Training Data and Annotation

GLM-4.5’s training data employs a dual-layer structure of “general + vertical” data: the base layer consists of 15 trillion tokens of general text, while the upper layer includes 8 trillion tokens of vertical domain data, annotated separately for three task categories: reasoning, coding, and intelligent agents. The annotation method is not merely categorical but designed with specific training objectives for each task, such as emphasizing logical chain completeness for reasoning tasks and syntactical correctness for coding tasks.

Community Contributions and Multi-Ability Integration

Zhipu AI is one of the first companies in China to promote open-source large models. Following the open-sourcing of GLM-2 in 2023, a vast developer community has emerged, providing bug feedback and contributing lightweight deployment solutions.

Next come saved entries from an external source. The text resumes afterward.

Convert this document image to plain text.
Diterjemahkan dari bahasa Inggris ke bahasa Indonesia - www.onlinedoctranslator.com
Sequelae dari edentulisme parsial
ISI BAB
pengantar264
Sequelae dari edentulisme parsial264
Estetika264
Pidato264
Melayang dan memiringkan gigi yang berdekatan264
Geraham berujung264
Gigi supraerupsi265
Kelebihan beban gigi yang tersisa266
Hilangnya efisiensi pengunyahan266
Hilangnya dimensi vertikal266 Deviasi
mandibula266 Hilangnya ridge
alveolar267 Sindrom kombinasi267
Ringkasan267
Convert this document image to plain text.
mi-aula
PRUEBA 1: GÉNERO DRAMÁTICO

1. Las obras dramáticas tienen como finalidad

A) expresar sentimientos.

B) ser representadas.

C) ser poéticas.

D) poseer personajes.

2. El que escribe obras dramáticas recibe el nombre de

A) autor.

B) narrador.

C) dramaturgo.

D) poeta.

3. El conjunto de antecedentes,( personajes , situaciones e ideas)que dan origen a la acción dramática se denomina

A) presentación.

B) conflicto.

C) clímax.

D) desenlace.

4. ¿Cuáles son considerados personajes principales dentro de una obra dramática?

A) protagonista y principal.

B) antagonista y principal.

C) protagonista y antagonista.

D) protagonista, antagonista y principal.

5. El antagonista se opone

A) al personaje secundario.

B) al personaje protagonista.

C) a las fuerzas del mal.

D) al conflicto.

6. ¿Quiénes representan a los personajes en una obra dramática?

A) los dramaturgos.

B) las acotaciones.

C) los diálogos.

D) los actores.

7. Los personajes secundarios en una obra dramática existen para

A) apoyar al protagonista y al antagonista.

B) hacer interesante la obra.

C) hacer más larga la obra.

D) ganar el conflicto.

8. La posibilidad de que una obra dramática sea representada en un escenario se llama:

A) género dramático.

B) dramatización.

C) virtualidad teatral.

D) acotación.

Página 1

The “thinking/non-thinking mode” switching feature of GLM-4.5 likely stems from optimization suggestions from community developers.

Zhipu AI’s official announcement claims it has “achieved native integration of reasoning, coding, and agent capabilities for the first time.” However, the technical barriers to multi-ability integration arise from the need to solve the collaboration challenges between modules: the logical reasoning of the reasoning module and the syntactical rules of the coding module belong to different cognitive paradigms, and forced integration can dilute capabilities.

Previous attempts in the industry to achieve integration through “splicing” (attaching coding modules to reasoning models) have resulted in a lack of shared parameters, significantly reducing response speed. GLM-4.5 employs a unified underlying architecture that requires planning for parameter sharing from the initial model design phase, demanding high architectural design capabilities that most teams have yet to overcome.

Conclusion

Since its establishment in 2019, Zhipu AI has undergone at least 11 rounds of financing, indicating that financial pressure is not a significant concern. This allows the company to be patient in optimizing its architecture and to invest time in specialized optimizations for multi-ability collaboration, a rarity in an industry focused on short-term returns. The breakthroughs of GLM-4.5 represent a comprehensive result of technological accumulation, strategic choices, and ecological collaboration. The launch of this multi-ability integrated model signifies a shift in the competition of large models from mere parameter scale to system efficiency and ecological vitality, potentially providing new benchmarks for industry development and performance evaluation.